How Innovative Revenues for Infrastructure can Fundamentally Reshape Infrastructure Funding
Take a step into a metro station today and there’s no doubt you’ll find countless advertisement banners. It turns out these advertisements play an important role in getting needed infrastructure funding for mass transit projects. We call these funding mechanisms Innovative Revenues for Infrastructure (IRI).
Funding infrastructure is a challenge for many countries because of high upfront costs and uncertain demand, as experienced during the COVID-19 pandemic. Governments in developed countries may choose to subsidize infrastructure—but this option is limited for cash-strapped developing countries. Moreover, a warming climate is leading to a higher rate of flooding and wildfires, increasing costs due to repairs and investments in climate-resilient assets. As it stands, PwC estimates the global infrastructure funding gap to be a whopping $3.9 trillion per year.
IRI as a novel funding mechanism
IRI builds on conventional infrastructure funding through land value capture (LVC) and commercial value capture (CVC), novel mechanisms that can raise critical funds. They are more resilient in practice as they depend less on government budgets and more on demand for services, while opening another source of revenue.
CVC is not limited to mass transit, it can also be applied to a variety of infrastructure from tourism and energy to telecommunications. For example, in wastewater treatment, CVC opportunities may include selling biogas for electricity, recovered phosphorous and nitrogen for fertilizers, or biosolids for biochar production or as compost for agriculture.

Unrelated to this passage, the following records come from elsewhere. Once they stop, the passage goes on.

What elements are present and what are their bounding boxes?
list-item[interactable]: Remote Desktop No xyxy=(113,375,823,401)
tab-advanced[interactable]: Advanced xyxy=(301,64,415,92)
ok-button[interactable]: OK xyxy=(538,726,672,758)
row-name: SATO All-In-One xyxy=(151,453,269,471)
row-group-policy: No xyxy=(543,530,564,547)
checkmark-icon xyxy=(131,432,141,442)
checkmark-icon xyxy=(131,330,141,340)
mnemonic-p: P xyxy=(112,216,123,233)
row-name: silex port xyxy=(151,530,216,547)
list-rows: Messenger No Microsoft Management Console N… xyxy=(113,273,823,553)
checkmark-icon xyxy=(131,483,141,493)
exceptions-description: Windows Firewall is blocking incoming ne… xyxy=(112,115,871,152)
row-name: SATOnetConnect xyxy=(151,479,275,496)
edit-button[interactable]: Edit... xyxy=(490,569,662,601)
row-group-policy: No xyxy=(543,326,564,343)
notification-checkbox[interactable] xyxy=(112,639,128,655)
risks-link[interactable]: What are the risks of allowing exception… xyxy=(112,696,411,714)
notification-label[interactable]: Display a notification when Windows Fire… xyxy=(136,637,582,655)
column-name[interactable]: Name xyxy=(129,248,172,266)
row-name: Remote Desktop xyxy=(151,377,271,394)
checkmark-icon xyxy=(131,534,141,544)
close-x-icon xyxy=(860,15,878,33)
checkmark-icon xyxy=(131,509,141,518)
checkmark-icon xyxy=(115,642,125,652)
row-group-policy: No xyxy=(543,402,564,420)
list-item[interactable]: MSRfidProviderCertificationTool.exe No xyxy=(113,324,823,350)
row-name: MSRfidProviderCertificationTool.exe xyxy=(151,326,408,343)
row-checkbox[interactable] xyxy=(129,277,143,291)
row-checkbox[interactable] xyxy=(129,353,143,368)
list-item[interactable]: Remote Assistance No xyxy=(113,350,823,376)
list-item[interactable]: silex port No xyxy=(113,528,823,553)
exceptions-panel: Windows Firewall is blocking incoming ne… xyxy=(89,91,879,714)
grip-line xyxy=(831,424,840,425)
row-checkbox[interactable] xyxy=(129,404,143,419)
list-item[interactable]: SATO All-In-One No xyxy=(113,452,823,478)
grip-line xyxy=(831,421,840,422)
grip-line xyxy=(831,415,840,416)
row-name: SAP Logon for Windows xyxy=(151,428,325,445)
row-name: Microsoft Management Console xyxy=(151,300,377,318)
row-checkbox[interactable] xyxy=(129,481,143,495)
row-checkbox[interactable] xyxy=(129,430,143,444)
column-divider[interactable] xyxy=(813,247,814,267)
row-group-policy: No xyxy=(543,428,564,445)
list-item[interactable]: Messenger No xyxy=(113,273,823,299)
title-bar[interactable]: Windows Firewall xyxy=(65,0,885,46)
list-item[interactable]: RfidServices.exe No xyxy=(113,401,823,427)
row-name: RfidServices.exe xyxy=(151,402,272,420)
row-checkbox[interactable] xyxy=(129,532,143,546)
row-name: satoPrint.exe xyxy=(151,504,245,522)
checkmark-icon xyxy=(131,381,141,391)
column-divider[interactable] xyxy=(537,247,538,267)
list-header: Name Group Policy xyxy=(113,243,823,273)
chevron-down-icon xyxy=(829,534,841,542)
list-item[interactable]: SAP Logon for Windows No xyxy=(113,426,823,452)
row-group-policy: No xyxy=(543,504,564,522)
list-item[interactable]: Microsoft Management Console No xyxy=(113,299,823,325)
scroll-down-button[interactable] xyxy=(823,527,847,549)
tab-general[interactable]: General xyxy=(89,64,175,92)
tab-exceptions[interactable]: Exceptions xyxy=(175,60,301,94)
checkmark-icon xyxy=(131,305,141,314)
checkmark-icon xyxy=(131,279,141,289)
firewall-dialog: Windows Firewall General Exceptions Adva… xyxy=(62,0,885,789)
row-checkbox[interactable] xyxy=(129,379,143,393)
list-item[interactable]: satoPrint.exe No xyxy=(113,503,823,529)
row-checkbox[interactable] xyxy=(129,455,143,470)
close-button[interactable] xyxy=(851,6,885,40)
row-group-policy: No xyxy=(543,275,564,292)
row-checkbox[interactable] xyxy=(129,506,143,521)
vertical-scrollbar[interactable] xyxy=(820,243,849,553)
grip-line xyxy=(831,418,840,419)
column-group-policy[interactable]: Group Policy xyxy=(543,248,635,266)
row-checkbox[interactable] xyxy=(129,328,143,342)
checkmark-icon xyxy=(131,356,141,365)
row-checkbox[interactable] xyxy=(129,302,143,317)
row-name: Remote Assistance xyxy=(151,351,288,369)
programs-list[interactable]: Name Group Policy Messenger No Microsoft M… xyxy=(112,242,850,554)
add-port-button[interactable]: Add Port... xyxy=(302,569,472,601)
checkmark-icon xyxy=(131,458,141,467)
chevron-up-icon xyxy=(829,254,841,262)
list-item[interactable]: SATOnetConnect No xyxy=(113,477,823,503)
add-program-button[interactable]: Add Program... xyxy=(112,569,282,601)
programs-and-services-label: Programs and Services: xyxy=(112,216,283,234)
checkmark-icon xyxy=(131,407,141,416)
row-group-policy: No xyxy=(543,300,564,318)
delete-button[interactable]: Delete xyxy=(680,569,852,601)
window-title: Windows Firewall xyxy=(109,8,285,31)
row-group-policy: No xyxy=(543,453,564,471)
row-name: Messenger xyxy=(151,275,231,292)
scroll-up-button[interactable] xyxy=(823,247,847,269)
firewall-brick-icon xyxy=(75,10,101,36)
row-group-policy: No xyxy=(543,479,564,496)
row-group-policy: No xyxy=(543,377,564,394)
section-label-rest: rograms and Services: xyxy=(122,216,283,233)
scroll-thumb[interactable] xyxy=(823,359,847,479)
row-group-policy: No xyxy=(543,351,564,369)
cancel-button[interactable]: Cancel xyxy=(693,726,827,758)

In urban transit development projects, CVC can be used to enhance infrastructure funding including locating retail and residential areas at or near the transit hub. For example, in India, residential and commercial properties have been developed around the Hyderabad outer ring road, enhancing its value by providing more opportunities for CVC.
Further resources on CVC
To better guide countries and interested stakeholders in assessing opportunities for CVC, the World Bank has developed a set of guidelines with assistance from PwC that aim to provide a framework to implement CVC opportunities. They encourage governments and project owners to be creative and develop solutions suitable to each country and project context. Intended to be aspirational and operational rather than detailed and exhaustive, the guidelines are relevant to those looking for alternative ways to increase public infrastructure funding or build a better business case for an infrastructure project.